What You Should Know About Evaluating the Facility
Evaluating the facility is equally important. Some of the critical questions to ask while visiting a facility include:
- What kind of meals are offered?
- Does the location seem safe and secure?
- Are the common and personal areas fresh and clean?
- Is housekeeping service provided at all?
While some information can be gleaned from reviewing the facility’s website, it’s always a good idea to schedule an in-person visit if you can. This will help you determine if this is the right place for your family member. Making the right choice for a loved one requires careful introspection and personal evaluation. A personal visit can reveal facilities that may offer the proper level of support for your loved one.

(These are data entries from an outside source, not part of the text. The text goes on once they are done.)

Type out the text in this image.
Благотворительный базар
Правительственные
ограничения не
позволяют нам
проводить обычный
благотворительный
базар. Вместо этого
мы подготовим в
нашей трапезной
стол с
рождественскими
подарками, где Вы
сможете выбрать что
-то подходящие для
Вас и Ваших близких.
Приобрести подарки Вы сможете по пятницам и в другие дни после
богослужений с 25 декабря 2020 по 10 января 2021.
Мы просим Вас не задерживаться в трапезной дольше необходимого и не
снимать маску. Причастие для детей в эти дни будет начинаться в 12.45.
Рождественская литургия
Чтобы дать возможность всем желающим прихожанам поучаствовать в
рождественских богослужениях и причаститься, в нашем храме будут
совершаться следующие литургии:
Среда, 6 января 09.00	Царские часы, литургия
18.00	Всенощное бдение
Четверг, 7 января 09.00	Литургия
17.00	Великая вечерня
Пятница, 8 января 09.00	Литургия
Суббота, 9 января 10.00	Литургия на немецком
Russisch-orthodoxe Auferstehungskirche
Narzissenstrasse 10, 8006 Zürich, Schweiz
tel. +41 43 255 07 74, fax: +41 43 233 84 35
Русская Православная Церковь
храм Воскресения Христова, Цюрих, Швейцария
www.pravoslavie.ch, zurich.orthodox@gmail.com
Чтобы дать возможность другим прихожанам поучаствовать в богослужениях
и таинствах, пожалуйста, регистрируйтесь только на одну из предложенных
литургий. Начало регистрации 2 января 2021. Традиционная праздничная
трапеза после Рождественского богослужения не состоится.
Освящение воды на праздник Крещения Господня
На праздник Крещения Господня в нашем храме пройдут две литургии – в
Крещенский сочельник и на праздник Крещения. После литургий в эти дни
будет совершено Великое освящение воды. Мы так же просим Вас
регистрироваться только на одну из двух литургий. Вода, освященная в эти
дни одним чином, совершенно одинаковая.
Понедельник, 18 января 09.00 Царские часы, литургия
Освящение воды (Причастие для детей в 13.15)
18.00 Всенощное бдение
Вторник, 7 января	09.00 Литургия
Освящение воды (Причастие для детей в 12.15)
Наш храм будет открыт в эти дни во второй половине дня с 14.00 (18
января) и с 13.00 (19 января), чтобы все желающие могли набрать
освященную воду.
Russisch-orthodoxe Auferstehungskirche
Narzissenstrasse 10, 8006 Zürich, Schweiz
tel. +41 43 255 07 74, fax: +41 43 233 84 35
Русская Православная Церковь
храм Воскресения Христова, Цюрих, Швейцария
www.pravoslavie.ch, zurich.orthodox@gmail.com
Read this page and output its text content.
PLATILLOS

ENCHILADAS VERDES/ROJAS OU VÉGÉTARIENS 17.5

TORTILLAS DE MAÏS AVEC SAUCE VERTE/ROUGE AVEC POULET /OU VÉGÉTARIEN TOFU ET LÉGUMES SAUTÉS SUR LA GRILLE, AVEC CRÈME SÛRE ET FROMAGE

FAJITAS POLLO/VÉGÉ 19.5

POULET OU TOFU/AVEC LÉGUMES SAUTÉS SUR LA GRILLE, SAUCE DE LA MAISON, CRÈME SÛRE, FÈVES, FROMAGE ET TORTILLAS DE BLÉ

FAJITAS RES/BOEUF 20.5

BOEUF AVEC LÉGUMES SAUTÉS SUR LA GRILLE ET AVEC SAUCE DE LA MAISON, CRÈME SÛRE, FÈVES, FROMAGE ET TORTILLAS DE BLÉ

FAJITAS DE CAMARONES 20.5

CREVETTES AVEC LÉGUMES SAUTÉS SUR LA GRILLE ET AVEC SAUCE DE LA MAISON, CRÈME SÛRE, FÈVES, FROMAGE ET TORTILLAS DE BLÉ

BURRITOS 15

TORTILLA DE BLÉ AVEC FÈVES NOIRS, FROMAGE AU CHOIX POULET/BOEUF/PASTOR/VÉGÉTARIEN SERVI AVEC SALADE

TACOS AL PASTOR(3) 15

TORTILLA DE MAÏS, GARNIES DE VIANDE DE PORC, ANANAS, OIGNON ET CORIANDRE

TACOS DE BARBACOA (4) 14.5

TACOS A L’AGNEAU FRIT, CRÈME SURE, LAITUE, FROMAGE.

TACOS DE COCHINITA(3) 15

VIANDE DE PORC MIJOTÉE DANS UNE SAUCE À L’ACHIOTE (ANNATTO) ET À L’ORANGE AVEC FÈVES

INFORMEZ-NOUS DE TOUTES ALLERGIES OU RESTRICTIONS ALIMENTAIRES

An in-person visit can also help you and even your loved one begin to imagine life there. Getting a sense of the general vibe of the place and the décor of the interior can make this difficult transition a little bit easier. You may even be able to help your loved one begin to imagine living here.
An in-person visit can also give you a great opportunity to see how other residents living there are doing. This kind of information cannot be easily spotted online, so schedule an in-person visit and speak to some residents, if you can.
Tips for Supporting Your Loved One For a Move to Assisted Living
Even with all parties are on the same page about the need for assisted living care, it is not always easy to prepare for this transition. A senior, particularly, if he or she is suffering from cognitive decline or other issues may resist moving to an assisted living facility or may have trouble adapting to new surroundings.
Family members can take several steps in order to make this transition as seamless as possible. These include:
- Visiting and calling often to check in.
- Acknowledging the feelings of lost independence, particularly as it relates to a long time family home or personal independence.
- Focus on personalizing the new living space, so that it feels as homely as possible.
- Walk through potential concerns with a loved one.
- Try to stay positive by focusing on the benefits of the facility.
An assisted living facility should be a place where a loved one can relax and receive the care he or she needs. Being concerned about a loved one as a result of the assisted living facility or staffing levels only adds further anxiety to the situation.
This is why it is strongly recommended that every potential assisted living facility be evaluated independently in order to determine the most appropriate location for a loved one. The senior should also feel safe, peaceful, and comfortable in the space. If several weeks or months have gone by and a loved one seems to be indicating difficulty adjusting in full or seems to show signs of abuse or neglect, a further conversation about the issue should be conducted.